В то время как мы все, стоя вокруг убитого зверя, рассматривали его, откуда-то появилась собачонка и вцепилась в его зад. Зверь дрогнул, и мы все в один миг отлетели от него во все стороны. Мухтар, стоявший около головы зверя, так быстро и стремительно прыгнул в сторону, что не удержался на скате на ногах, полетел на землю и пребольно ушиб себе спину и голову о камни. Вскочив, он имел такой комический вид, что все расхохотались.


Распорядившись доставить зверя на площадку у деревни, мы отправились в обратный путь, весело болтая между собою. Спуск с горного перевала был в некоторых местах гораздо труднее подъема, и после больших трудов и падений с ушибами мы спустились на ту же площадку и расположились на отдых.


Немного погодя мы увидали на вершине горы большую толпу народа, которая, шумя и волнуясь, тащила медведя и, дойдя до крутого спуска, сбросила его прямо со скалы вниз, на площадку. Тяжело прыгала туша убитого зверя с камня на камень, с одного уступа скалы на другой, пока не свалилась к нам на площадку. Я думал, что вся шкура зверя будет изорвана, но ничего подобного не случилось. Здесь, на площадке, медведя взвалили на сани и с торжеством повезли по дороге в селение. Мы решили доставить зверя на пост в целом виде.


Немного не дойдя до селения, турки стали петь песни, стрелять из ружей и пистолетов и громко время от времени все враз вскрикивать. На этот шум всюду по дороге мужчины и женщины высыпали навстречу из домов, и до самого конца деревни толпа, все увеличиваясь, провожала нас. Крики и выстрелы не прекращались ни на минуту, толпа волновалась и шумела; глядя на все это со стороны, можно было подумать, что происходит какое-нибудь особенное торжество, и, вероятно, деревушки эти от своего основания не видели еще ни разу своих жителей в таком оживлении. Среди этого шума и гама мы очень медленно продвигались вперед, и сумерки застали нас на дороге далеко от поста. Толпа понемногу стала редеть, и вскоре остались только три казака и я. Так как тащить зверя по такой ужасной, хотя и идущей теперь вниз дороге для нас было тяжело, то мы решили оставить зверя на дороге до утра и утром уже свежими людьми доставить его на пост. Оставив зверя, глубокою уже ночью дотащились мы до поста, измучившись ужасно.

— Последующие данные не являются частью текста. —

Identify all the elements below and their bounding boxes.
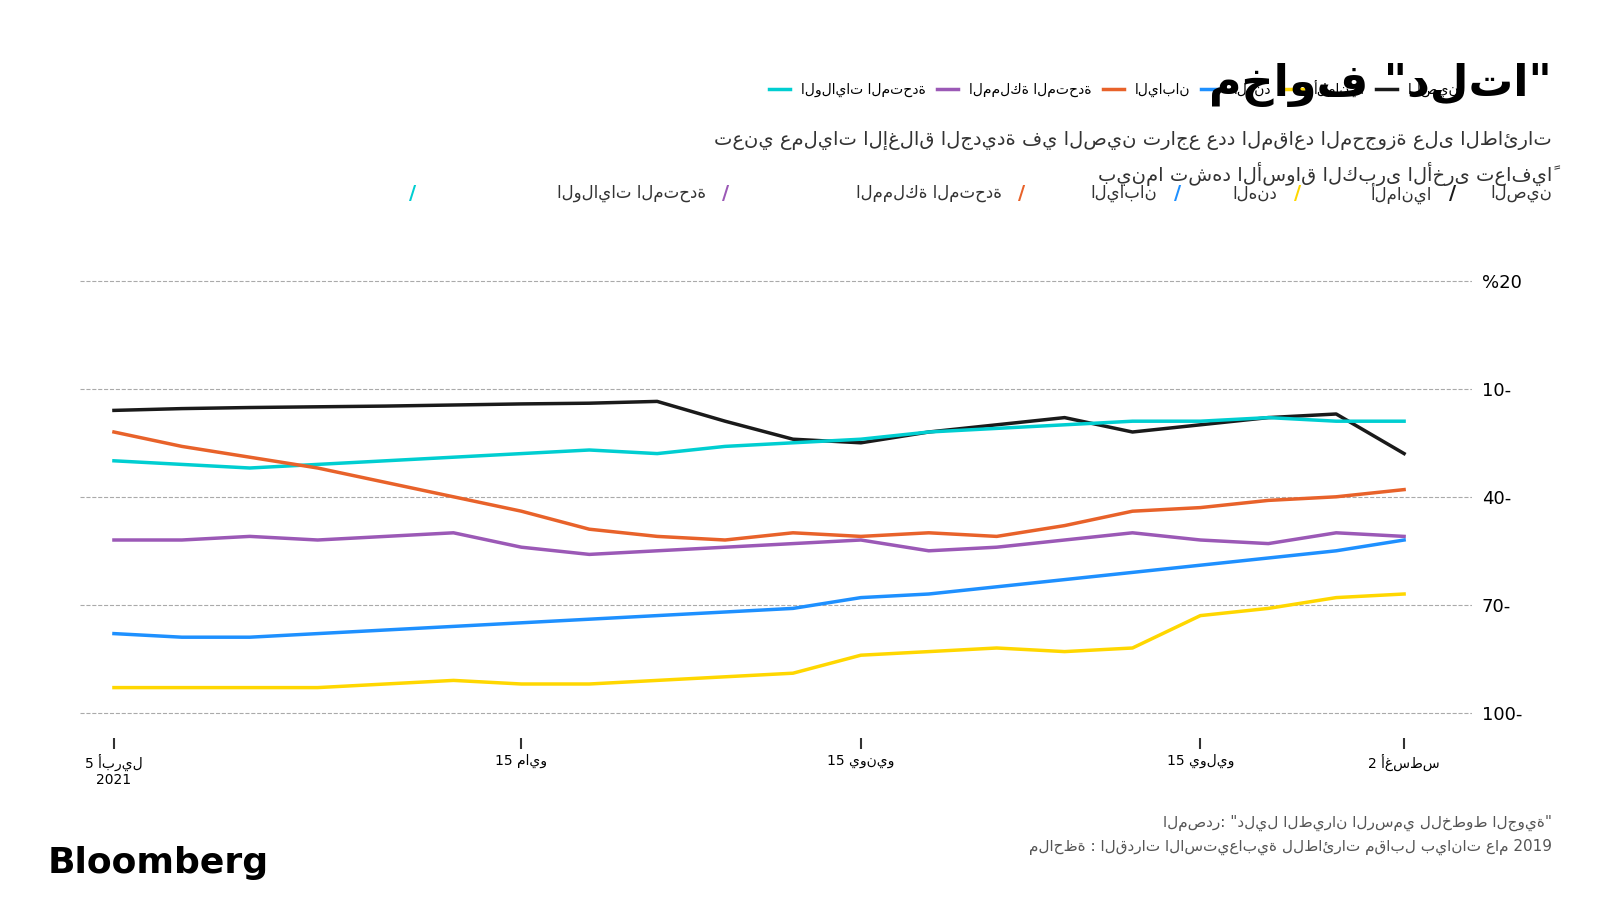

Рано утром, когда я еще спал, охотники из казаков уже отправились за зверем и часам к 9 утра доставили его на пост. Так как сани, на которых везли зверя, рассыпались, то его притащили уже на плечах. Зверь был так велик, что двенадцать человек с трудом могли его тащить. Когда его, при помощи кольев, поставили на ноги, то я измерил зверя, и длина его оказалась от конца морды и до хвоста два аршина и три четверти, а вышина у загривка немного более полутора аршина.